Quantitative comparison of proteins detected by LC-MS/MS in the proximal fluid of seven breast cancer cell lines. In triplicate, MS/MS data of proteins identified in the proximal fluid from each breast cancer cell line was quantitatively determined by spectral counting in Scaffold software. Enolase 1, cathepsin D, CD44,Thrombospondin 1, zinc-α2-glycoprotein, keratin 18, vimentin, galectin-3 binding protein, and EGFR were chosen to represent HER2 negative and hormone receptor positive cell lines T47D and MCF-7, HER2 positive SKBR-3 and MDA-MB-453, triple negative breast cancer MDA-MB-468 and MDA-MB-231, and hormone receptor positive MCF-7 transfected with HER2 (MCF-7HER2).

Figure 2

Western blot comparison of 7 potential biomarkers identified the LC-MS/MS study from whole cell lysates of 7 different breast cancer cell lines. Three known biomarkers, ERα, MUC1, and HER2 were also included in the Western blot study as controls. Minimally three experiments were performed.

Figure 3

Dot blot comparison of 7 LC-MS/MS identified potential biomarkers present in the proximal fluid of 7 different breast cancer cell lines. Serum free media was collected from 7 different breast cancer cell lines as described. Cells were counted and equivalent ratios of media was loaded and analyzed for each breast cancer cell line. Each experiment consisted of three repeats.

Figure 4

Single-nucleotide polymorphism (SNP) identified in cathepsin D by LC-MS/MS. A. MS/MS coverage of cathepsin D in the breast cancer cell lines of SKBR-3 and MCF-7HER2. B. MS/MS spectra of the wild type cathepsin D peptide 55-YSQAVPAVTEGPIPEVLK-72 in SKBR3 (Calc. MH+1898.0270; Exp MH+1898.0046). C. MS/MS spectra of the SNP in cathepsin D peptide 55-YSQVVPAVTEGPIPEVLK-72 in MCF-7HER2 (Calc MH+1926.0582; Exp MH+1926.0621).

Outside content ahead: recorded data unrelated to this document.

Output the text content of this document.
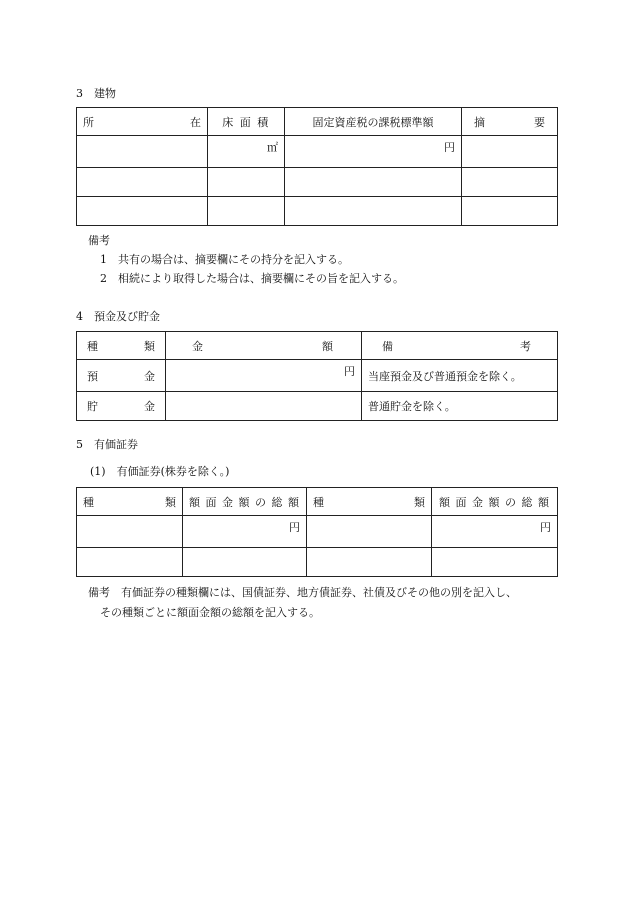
3　建物
所 在	床 面 積	固定資産税の課税標準額	摘 要

	㎡	円	

備考
1　共有の場合は、摘要欄にその持分を記入する。
2　相続により取得した場合は、摘要欄にその旨を記入する。
4　預金及び貯金
種 類	金 額	備 考

預 金	円	当座預金及び普通預金を除く。

貯 金		普通貯金を除く。
5　有価証券
(1)　有価証券(株券を除く。)
種 類	額 面 金 額 の 総 額	種 類	額 面 金 額 の 総 額
	円		円

備考　有価証券の種類欄には、国債証券、地方債証券、社債及びその他の別を記入し、
その種類ごとに額面金額の総額を記入する。
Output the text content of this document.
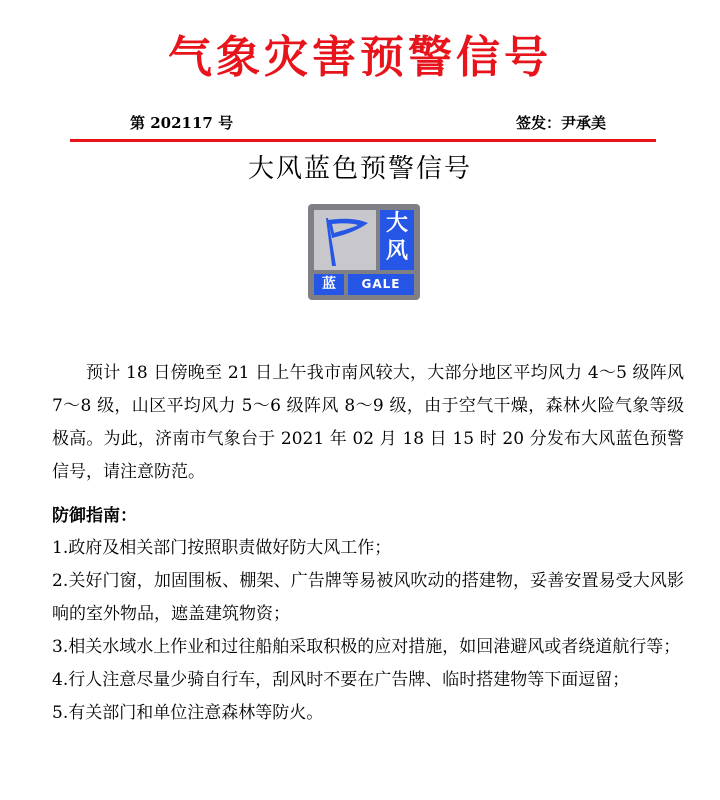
气象灾害预警信号
第 202117 号	签发：尹承美
大风蓝色预警信号
大
风
蓝	GALE
预计 18 日傍晚至 21 日上午我市南风较大，大部分地区平均风力 4～5 级阵风 7～8 级，山区平均风力 5～6 级阵风 8～9 级，由于空气干燥，森林火险气象等级极高。为此，济南市气象台于 2021 年 02 月 18 日 15 时 20 分发布大风蓝色预警信号，请注意防范。
防御指南：
1.政府及相关部门按照职责做好防大风工作；
2.关好门窗，加固围板、棚架、广告牌等易被风吹动的搭建物，妥善安置易受大风影响的室外物品，遮盖建筑物资；
3.相关水域水上作业和过往船舶采取积极的应对措施，如回港避风或者绕道航行等；
4.行人注意尽量少骑自行车，刮风时不要在广告牌、临时搭建物等下面逗留；
5.有关部门和单位注意森林等防火。
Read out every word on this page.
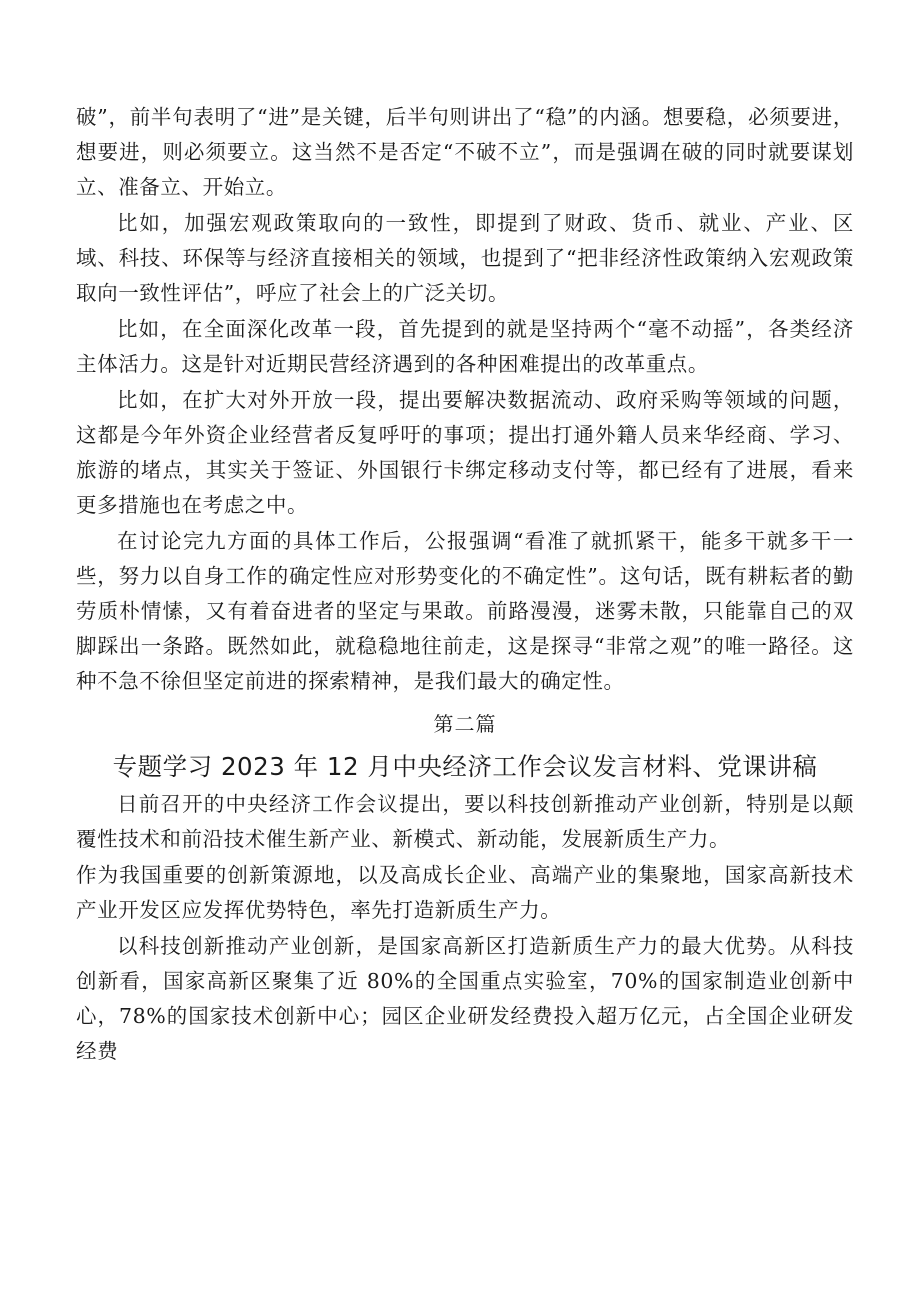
破”，前半句表明了“进”是关键，后半句则讲出了“稳”的内涵。想要稳，必须要进，想要进，则必须要立。这当然不是否定“不破不立”，而是强调在破的同时就要谋划立、准备立、开始立。

比如，加强宏观政策取向的一致性，即提到了财政、货币、就业、产业、区域、科技、环保等与经济直接相关的领域，也提到了“把非经济性政策纳入宏观政策取向一致性评估”，呼应了社会上的广泛关切。

比如，在全面深化改革一段，首先提到的就是坚持两个“毫不动摇”，各类经济主体活力。这是针对近期民营经济遇到的各种困难提出的改革重点。

比如，在扩大对外开放一段，提出要解决数据流动、政府采购等领域的问题，这都是今年外资企业经营者反复呼吁的事项；提出打通外籍人员来华经商、学习、旅游的堵点，其实关于签证、外国银行卡绑定移动支付等，都已经有了进展，看来更多措施也在考虑之中。

在讨论完九方面的具体工作后，公报强调“看准了就抓紧干，能多干就多干一些，努力以自身工作的确定性应对形势变化的不确定性”。这句话，既有耕耘者的勤劳质朴情愫，又有着奋进者的坚定与果敢。前路漫漫，迷雾未散，只能靠自己的双脚踩出一条路。既然如此，就稳稳地往前走，这是探寻“非常之观”的唯一路径。这种不急不徐但坚定前进的探索精神，是我们最大的确定性。

第二篇
专题学习 2023 年 12 月中央经济工作会议发言材料、党课讲稿

日前召开的中央经济工作会议提出，要以科技创新推动产业创新，特别是以颠覆性技术和前沿技术催生新产业、新模式、新动能，发展新质生产力。

作为我国重要的创新策源地，以及高成长企业、高端产业的集聚地，国家高新技术产业开发区应发挥优势特色，率先打造新质生产力。

以科技创新推动产业创新，是国家高新区打造新质生产力的最大优势。从科技创新看，国家高新区聚集了近 80%的全国重点实验室，70%的国家制造业创新中心，78%的国家技术创新中心；园区企业研发经费投入超万亿元，占全国企业研发经费
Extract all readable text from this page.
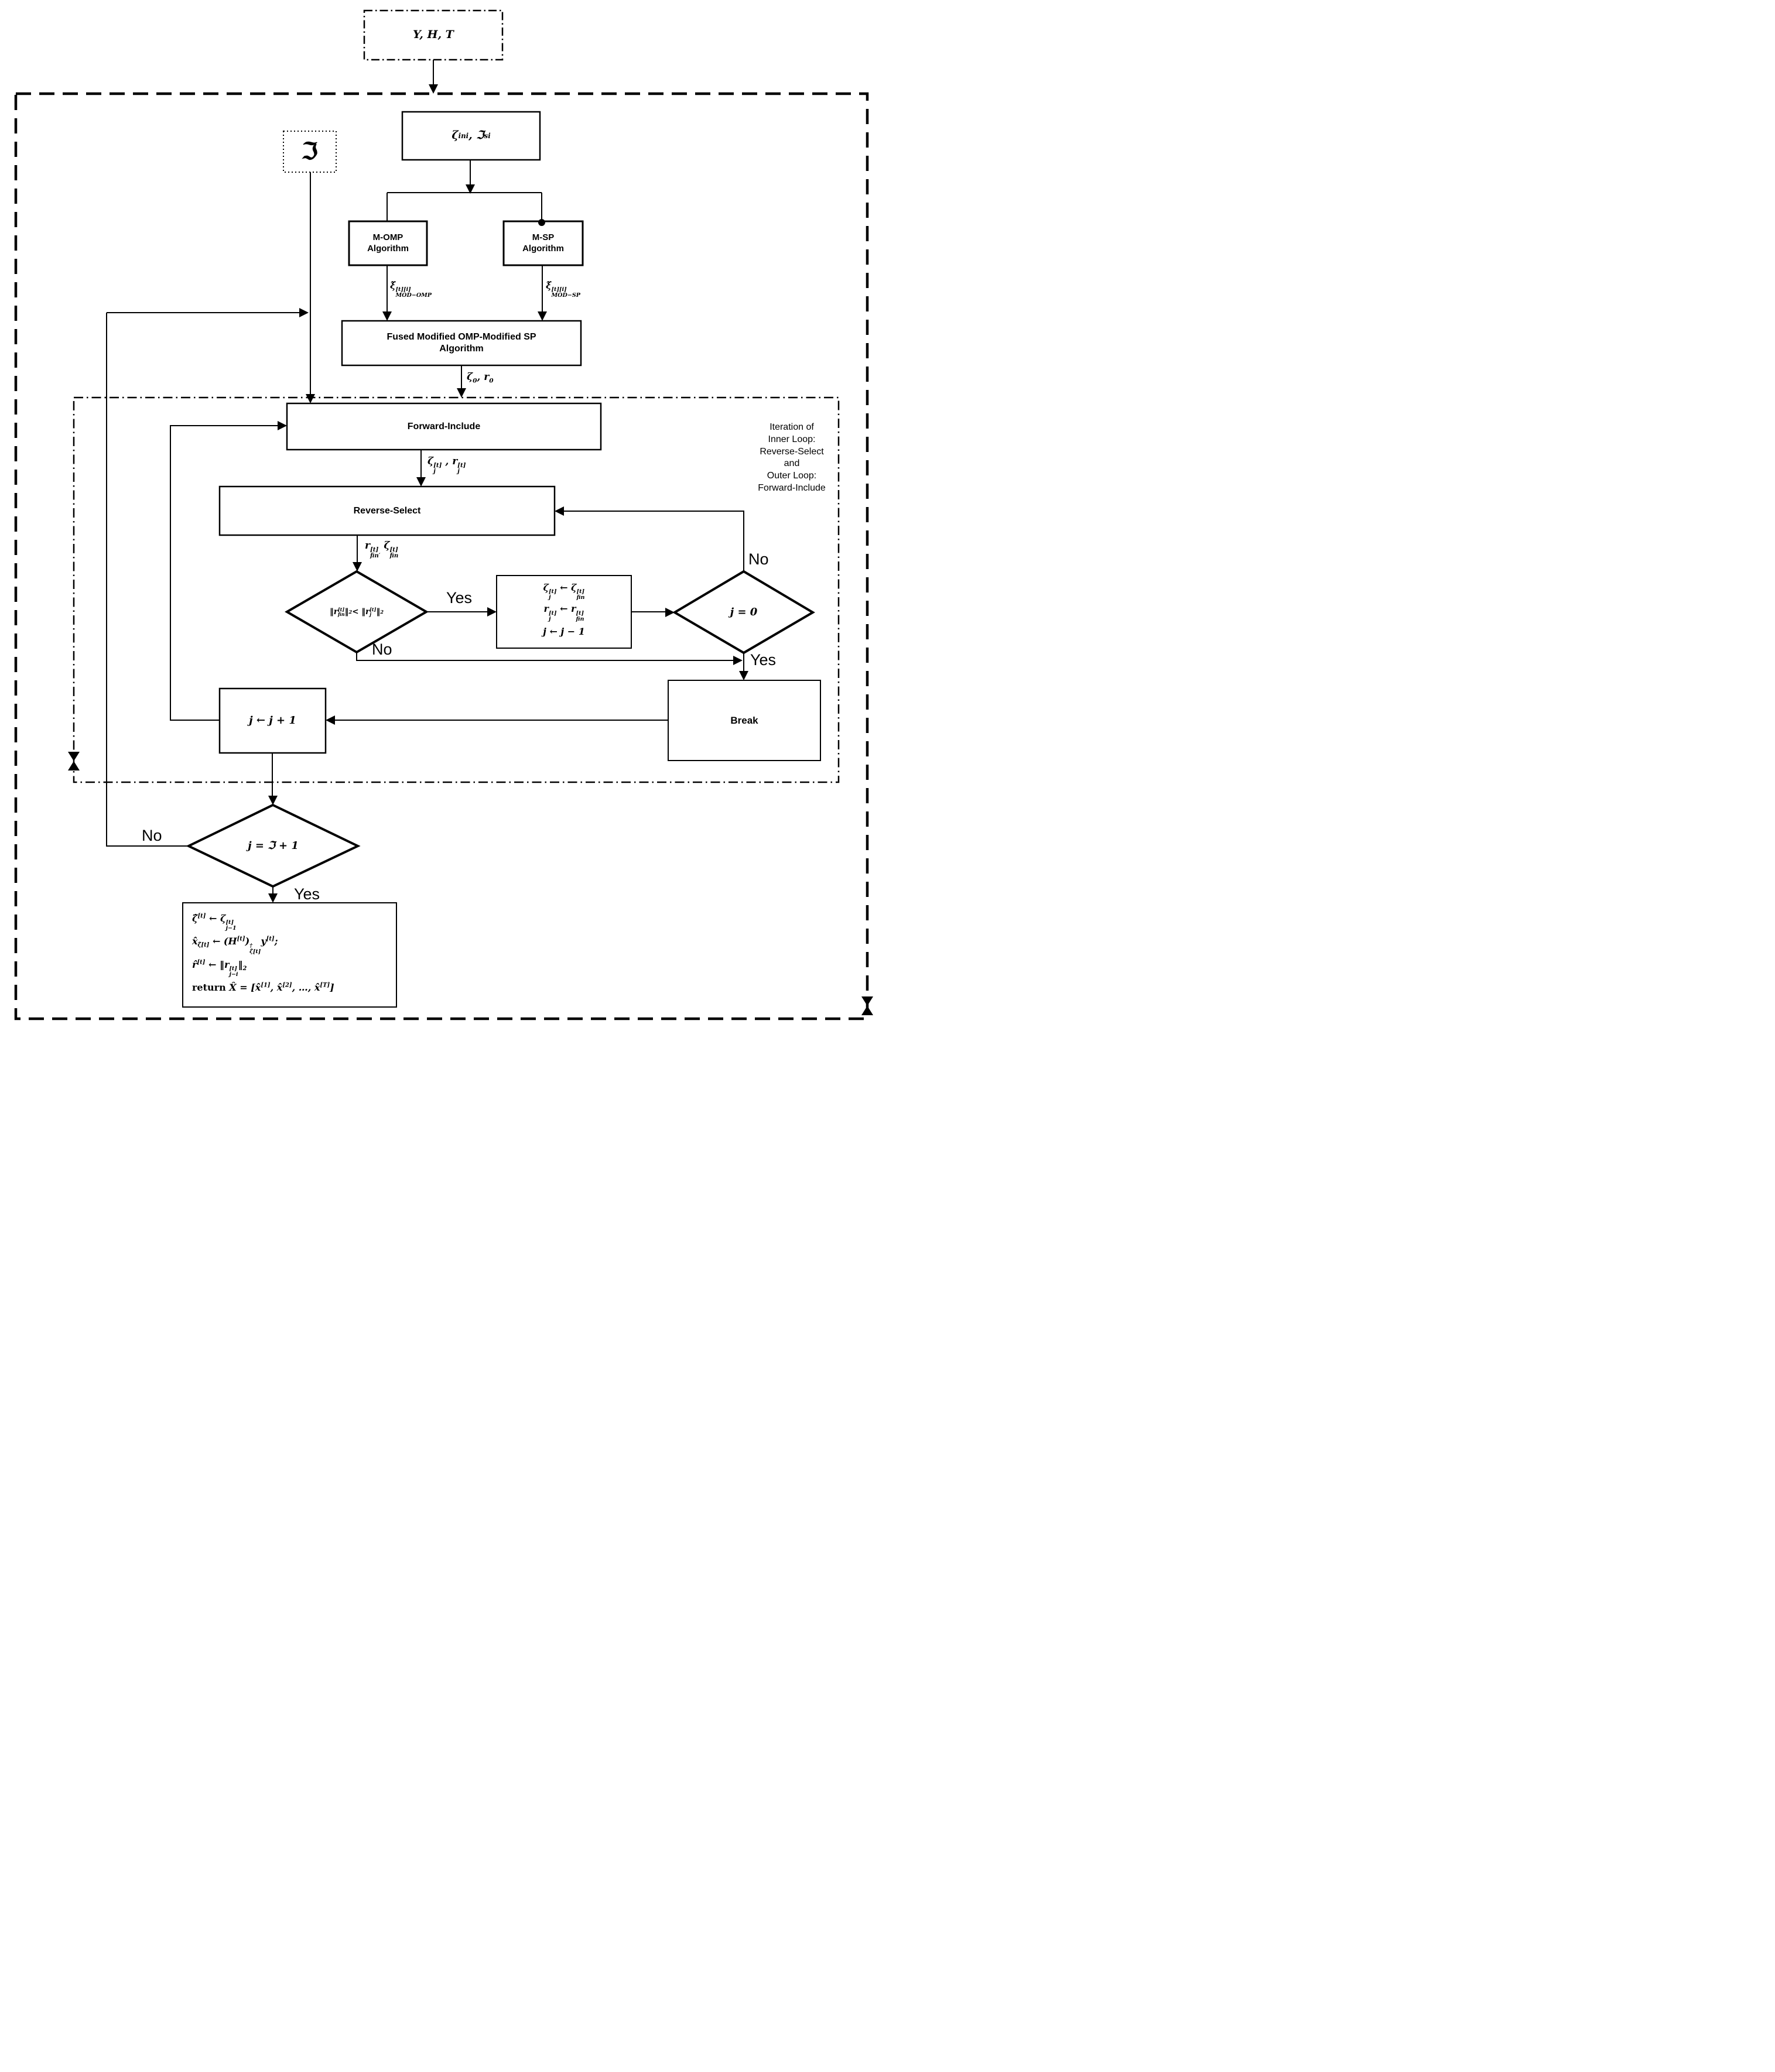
Y, H, T
ζ ini , ℑ si
ℑ
M-OMP
Algorithm
M-SP
Algorithm
Fused Modified OMP-Modified SP
Algorithm
Forward-Include
Reverse-Select
‖r [t]
fin ‖ 2 < ‖r [t]
j ‖ 2
ζ [t]
j
← ζ [t]
fin
r [t]
j
← r [t]
fin
j ← j − 1
j = 0
Break
j ← j + 1
j = ℑ + 1
ζ̂[t] ← ζ [t]
j−1
$x̂_{\zetâ[t]}$ ← (H[t]) †
ζ̂[t]
y[t];
r̂[t] ← ‖r [t]
j−i
$‖_2$
return X̂ = [x̂[1], x̂[2], …, x̂[T]]
Iteration of
Inner Loop:
Reverse-Select
and
Outer Loop:
Forward-Include
ξ̌ [t][i]
MOD−OMP
ξ̌ [t][i]
MOD−SP
$\zeta_0$, $r_0$
ζ [t]
j
, r [t]
j
r [t]
fin′
ζ [t]
fin
Yes
No
No
Yes
No
Yes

Figure 5. Two Principle Component Dimension Analysis

A plot of the first versus second principle component is the projection of the 229 dimensional data in a two dimensional plot. Triplicate replicates of all seven cell lines cluster appropriately, however clusters from each of the two different cell lines in the same group do not cluster together. Each breast cancer cell line is represented by a different symbol in triplicate (see legend).

Figure 6

Tree test predicts that only cathepsin D, muscle fructose 1,6-bisphosphate aldolase and keratin 19 are necessary to predict breast cancer cell line group as hormone receptor positive and HER2 positive (HR+ and HER2+), hormone receptor positive and HER2 negative (HR+ and HER2−), HER2 positive and hormone receptor negative (HER2+ and HR−), and triple negative breast cancer (TNBC). In the right column is a comparison of MS/MS spectral counts across all seven breast cancer cell lines for muscle fructose 1,6-bisphosphate aldolase and keratin 19. In lower right column is a Western blot analysis of fructose 1,6-bisphosphate aldolase, keratin 19 and keratin 8 of breast cancer cell line total extracts. Experiments were performed in triplicate.

Figure 7

Tree Test validation of fructose 1,6 bisphosphate aldolase A and keratin 8 presence in hormone HER2 positive and hormone receptor negative, hormone receptor positive and HER2 negative, triple negative breast cancer tissue. Western blot analysis using fructose 1,6 bisphosphate aldolase A and keratin 8 antibody was conducted on a total of 15 breast cancer tissue samples, five of each type of breast cancer.